Global Variables in Python Scripts

TAND executes Python scripts that use global variables. Global variables retain a value across multiple UDFs.

The following is an example function to calculate cumulative sum and store the value in global variable sum.

content_copy zoom_out_map
         sum = 0
         def cumulative_sum (a, b):
             global sum 
             sum = sum + a + b
             return sum

When you use global variables in Python scripts, the UDFs are processed by TAND instead of UDF farms.

As an alternative to global variables, you can use the Python construct **kwargs to capture values that must be retained across different functions. When Paragon Insights calls a function (defined in a UDF), it sends topic name, rule name, device group, point time, and device ID that are captured using the construct **kwargs. In case of UDAs, Paragon Automation sends topic name and rule name while executing the Python script.

Along with infrastructure values, Paragon Insights also sends a parameter called hb_store in **kwargs that fetches the last computed value for a variable.

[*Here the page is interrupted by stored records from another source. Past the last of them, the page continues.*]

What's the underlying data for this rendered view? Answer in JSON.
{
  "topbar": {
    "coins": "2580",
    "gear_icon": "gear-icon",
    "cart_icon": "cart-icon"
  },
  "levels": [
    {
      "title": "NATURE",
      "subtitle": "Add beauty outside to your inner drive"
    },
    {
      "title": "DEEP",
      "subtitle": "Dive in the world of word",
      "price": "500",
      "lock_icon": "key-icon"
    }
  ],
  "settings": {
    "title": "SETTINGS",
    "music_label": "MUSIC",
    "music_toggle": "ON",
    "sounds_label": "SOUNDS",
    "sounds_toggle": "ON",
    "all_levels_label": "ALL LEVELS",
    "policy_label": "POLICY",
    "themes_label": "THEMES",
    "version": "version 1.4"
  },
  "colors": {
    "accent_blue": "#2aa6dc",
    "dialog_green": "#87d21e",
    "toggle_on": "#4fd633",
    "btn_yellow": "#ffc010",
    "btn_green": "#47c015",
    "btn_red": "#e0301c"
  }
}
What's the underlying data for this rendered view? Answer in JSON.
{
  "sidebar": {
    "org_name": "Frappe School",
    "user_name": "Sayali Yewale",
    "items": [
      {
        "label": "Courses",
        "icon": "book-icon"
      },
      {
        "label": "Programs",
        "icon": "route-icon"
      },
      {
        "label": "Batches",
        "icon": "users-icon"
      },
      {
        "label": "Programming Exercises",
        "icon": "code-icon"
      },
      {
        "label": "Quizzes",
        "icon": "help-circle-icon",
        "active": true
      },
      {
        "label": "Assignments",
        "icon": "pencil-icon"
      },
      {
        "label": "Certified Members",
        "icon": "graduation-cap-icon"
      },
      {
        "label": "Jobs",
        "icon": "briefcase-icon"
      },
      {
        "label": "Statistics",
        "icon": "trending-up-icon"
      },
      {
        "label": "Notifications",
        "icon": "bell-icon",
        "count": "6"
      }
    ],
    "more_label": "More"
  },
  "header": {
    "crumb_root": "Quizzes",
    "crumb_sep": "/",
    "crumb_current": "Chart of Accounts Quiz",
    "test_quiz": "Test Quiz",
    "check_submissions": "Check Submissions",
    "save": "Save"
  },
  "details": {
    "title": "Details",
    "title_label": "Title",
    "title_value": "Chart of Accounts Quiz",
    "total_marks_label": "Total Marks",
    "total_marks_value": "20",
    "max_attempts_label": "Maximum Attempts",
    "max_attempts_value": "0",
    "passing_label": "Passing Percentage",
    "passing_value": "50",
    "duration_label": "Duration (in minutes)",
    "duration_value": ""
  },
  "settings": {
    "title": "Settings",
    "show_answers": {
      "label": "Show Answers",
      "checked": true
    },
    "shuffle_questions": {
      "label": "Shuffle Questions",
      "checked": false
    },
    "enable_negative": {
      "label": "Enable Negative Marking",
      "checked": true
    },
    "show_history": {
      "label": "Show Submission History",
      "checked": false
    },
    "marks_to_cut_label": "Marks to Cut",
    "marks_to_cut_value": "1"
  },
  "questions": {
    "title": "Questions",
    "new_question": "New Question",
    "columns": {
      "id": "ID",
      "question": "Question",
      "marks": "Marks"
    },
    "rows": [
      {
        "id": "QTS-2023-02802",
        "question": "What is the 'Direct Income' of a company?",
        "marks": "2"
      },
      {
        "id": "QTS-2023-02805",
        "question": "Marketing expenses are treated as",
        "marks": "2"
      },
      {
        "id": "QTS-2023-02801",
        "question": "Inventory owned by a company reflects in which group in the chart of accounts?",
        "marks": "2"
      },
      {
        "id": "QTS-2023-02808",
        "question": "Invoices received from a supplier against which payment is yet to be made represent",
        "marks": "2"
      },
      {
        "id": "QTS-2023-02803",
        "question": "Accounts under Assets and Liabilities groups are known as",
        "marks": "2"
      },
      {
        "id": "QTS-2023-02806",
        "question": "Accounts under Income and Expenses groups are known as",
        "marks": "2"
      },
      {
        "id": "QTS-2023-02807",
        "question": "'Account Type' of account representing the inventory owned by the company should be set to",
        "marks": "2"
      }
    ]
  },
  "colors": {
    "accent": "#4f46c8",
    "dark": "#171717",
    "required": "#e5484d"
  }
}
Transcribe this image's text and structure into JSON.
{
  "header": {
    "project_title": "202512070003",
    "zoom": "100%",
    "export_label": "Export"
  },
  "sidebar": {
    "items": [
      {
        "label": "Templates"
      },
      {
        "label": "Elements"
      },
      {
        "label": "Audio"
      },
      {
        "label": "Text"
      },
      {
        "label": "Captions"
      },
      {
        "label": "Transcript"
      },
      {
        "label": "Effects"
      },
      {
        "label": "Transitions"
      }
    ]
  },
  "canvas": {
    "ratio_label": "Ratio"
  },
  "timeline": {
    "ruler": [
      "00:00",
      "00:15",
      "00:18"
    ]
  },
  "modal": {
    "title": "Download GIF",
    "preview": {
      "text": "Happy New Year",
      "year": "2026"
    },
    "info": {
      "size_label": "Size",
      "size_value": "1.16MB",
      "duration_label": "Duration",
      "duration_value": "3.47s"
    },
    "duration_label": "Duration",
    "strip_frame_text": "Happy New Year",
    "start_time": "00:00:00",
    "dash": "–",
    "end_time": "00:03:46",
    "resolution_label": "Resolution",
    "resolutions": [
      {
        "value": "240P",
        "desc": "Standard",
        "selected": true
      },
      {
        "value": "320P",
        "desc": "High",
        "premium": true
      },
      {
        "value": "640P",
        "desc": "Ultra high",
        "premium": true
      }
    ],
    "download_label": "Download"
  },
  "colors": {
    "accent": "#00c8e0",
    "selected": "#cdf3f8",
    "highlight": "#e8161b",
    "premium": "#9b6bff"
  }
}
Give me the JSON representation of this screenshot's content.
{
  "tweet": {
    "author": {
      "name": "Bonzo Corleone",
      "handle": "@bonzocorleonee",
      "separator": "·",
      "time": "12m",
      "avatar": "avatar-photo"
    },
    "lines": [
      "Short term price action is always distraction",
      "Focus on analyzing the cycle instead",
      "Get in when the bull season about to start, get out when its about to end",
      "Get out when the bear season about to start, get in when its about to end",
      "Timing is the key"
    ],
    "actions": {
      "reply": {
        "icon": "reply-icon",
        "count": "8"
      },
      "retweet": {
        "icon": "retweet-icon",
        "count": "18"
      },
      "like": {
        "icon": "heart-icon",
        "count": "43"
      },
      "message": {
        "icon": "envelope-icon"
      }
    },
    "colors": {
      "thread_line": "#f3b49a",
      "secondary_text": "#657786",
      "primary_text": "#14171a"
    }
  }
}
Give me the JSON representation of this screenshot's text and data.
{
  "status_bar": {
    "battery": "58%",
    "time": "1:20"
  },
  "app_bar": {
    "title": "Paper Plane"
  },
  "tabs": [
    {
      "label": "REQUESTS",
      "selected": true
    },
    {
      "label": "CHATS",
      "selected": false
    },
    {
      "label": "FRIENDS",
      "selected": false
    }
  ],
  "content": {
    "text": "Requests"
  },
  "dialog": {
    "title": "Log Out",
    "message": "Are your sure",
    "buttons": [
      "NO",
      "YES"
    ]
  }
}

To illustrate how hb_store works in the cumulative addition example:

content_copy zoom_out_map
         def sum(a, b, **kwargs):
          if ’sum’ not in kwargs[hb_store]:
               kwargs[hb_store][’sum’] = 0  #if ’sum’ is not present in kwargs, declare the initial ’sum’ value as 0.

               kwargs[hb_store][’sum’] = kwargs[hb_store][’sum’] + a + b #Store cumulative addition value in ’sum’

               return kwargs[hb_store][’sum’]

Each time a function with the above code is called, it performs addition of last stored value in ’sum’ with the value of a and value of b. The new value of addition operation is displayed and stored in ’sum’.